As Marx explained, "The executive of the modern state is but a committee for managing the common affairs of the whole bourgeoisie" and when their media talks about the national interest, it means the national interests of the 1% the ruling class or what Marx refers to as the “Bourgeoisie”  

The US government has subsidized the energy industry to the tune of billions of dollars, not simply because we need fuel, but because the fossil fuel industry is so incredibly profitable. Business Week:
“Washington has showered the oil and gas industries with far more tax breaks and other subsidies than any other energy source. Oil and gas received roughly two-thirds of all such subsidies from 1918 to 2009, averaging $4.86 billion a year (in 2010 dollars), according to an analysis by DBL Investors, a venture capital firm in San Francisco. These numbers exclude the cost of deployment of U.S. aircraft carriers in the Persian Gulf to ensure that the industry’s product can reach the U.S. market. This subsidy alone had a $235 billion a year price tag from 1976 to 2007, according to Roger Stern, an economic geographer at Princeton University.”

The dollars spent bribing legislators alone would most likely provide free education for all. Big Oil, with Exxon and the Koch brother in the lead says BW, contributed $365 million to congressional and presidential politics from 1990 to the present and spent $140 million a year bribing politicians since 2008.

It should come as no surprise then that the recent report commissioned by the US State Department that determined the XL Pipeline would have a “negligible impact” on climate change was prepared by the consulting firm Environmental Resources Management that was recommended for the job by TransCanada, the company that is expected to build the pipeline. We should recall that the US regulators responsible for deep water drilling allowed the energy industry to write its own regulations. It’s standard practice for these folks as is the response to concerns about conflict of interest; a State Department review of the matter said that ERM’s business ties to TransCanada had no impact on the consulting firm’s findings.

This does not mean there is no force pulling in the other direction. Some 77,000 people have signed the Keystone Pledge of Resistance promising to occupy building sites and block construction equipment in order to halt production.  Just last week there were Protests in numerous US cities including outside the White House and many were arrested;  no Keystone XL! is the message. Over 100 actions are planned at strategic targets across the United States with a network of tens of thousands ready to take bold dignified acts of civil disobedience. BusinessWeek also points out that a recent Nebraska court ruling struck down a previous law that gave the state’s governor the right authority to “single-handedly” approve a route through the state.

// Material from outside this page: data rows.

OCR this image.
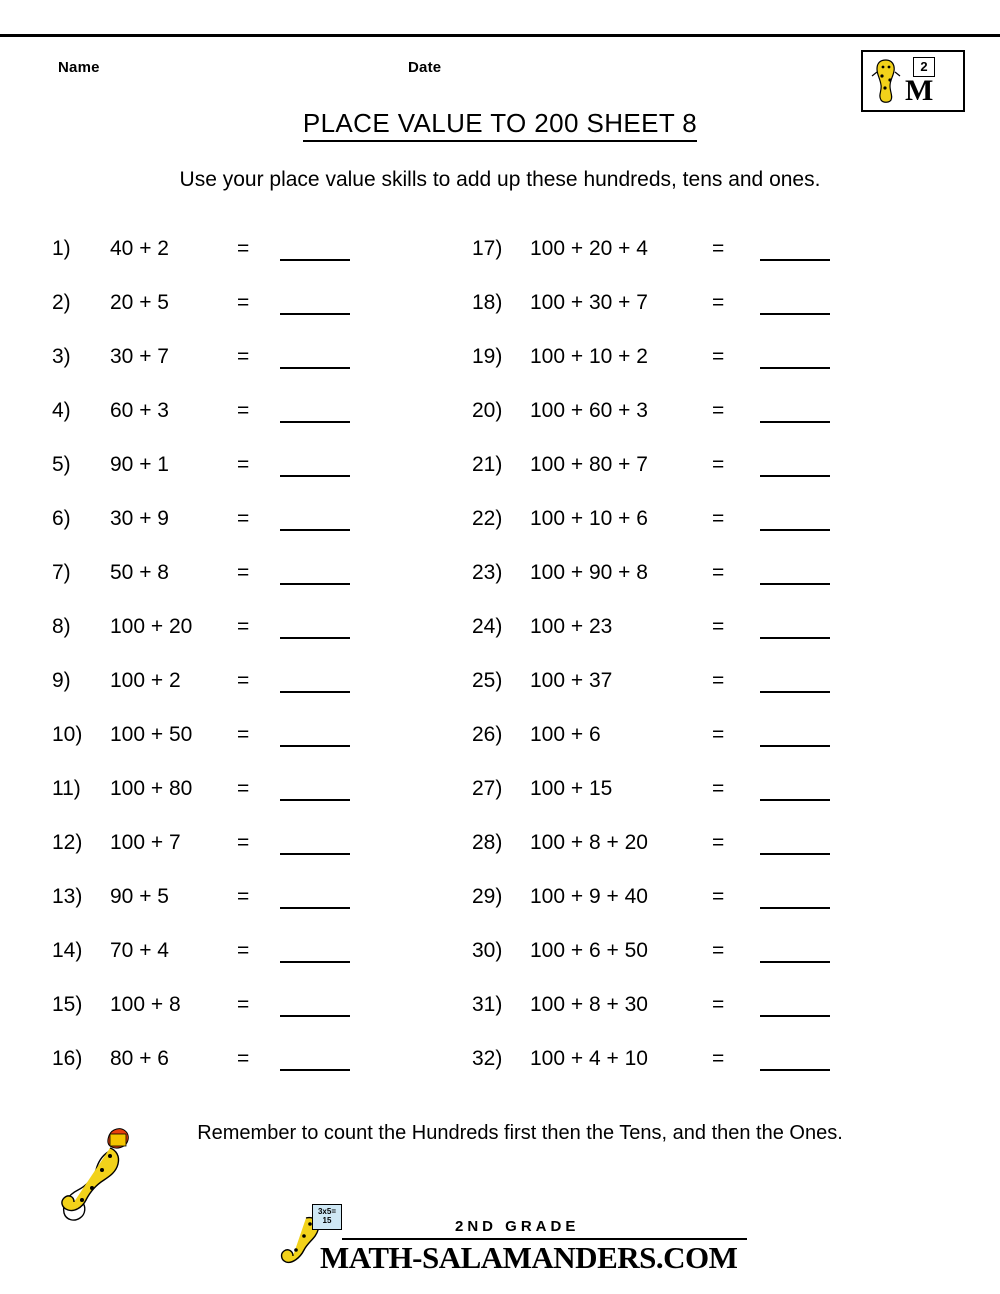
Name	Date	2
M
PLACE VALUE TO 200 SHEET 8
Use your place value skills to add up these hundreds, tens and ones.
1)	40 + 2	=
2)	20 + 5	=
3)	30 + 7	=
4)	60 + 3	=
5)	90 + 1	=
6)	30 + 9	=
7)	50 + 8	=
8)	100 + 20 =
9)	100 + 2	=
10)	100 + 50 =
11)	100 + 80 =
12)	100 + 7	=
13)	90 + 5	=
14)	70 + 4	=
15)	100 + 8	=
16)	80 + 6	=
17)	100 + 20 + 4	=
18)	100 + 30 + 7	=
19)	100 + 10 + 2	=
20)	100 + 60 + 3	=
21)	100 + 80 + 7	=
22)	100 + 10 + 6	=
23)	100 + 90 + 8	=
24)	100 + 23	=
25)	100 + 37	=
26)	100 + 6	=
27)	100 + 15	=
28)	100 + 8 + 20	=
29)	100 + 9 + 40	=
30)	100 + 6 + 50	=
31)	100 + 8 + 30	=
32)	100 + 4 + 10	=
Remember to count the Hundreds first then the Tens, and then the Ones.
2ND GRADE
3x5= 15
MATH-SALAMANDERS.COM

The opposition to XL is significant and the indigenous communities are playing a significant role in
the opposition’s forces.  This is no small mater and is undoubtedly a factor in influencing the 1%’s stand on this.  Their argument is that the product will end up on the world market one way or another whether through rail, shipping or a pipeline.

As we have said many times, the issue of the environment is probably the most serious threat facing humanity.  If the ravages of market forces are not halted, there will be huge swathes of the planet rendered uninhabitable by the capitalist mode of production and at some stage we will reach a point of no return. It is no exaggeration to say that capitalism will destroy life as we know if not discarded and replaced by a rational, planned system of production between a global Federation of Democratic Socialist states.  The production of energy, a critical human need, cannot be left to profit and the forces of the market if we are to survive as a species.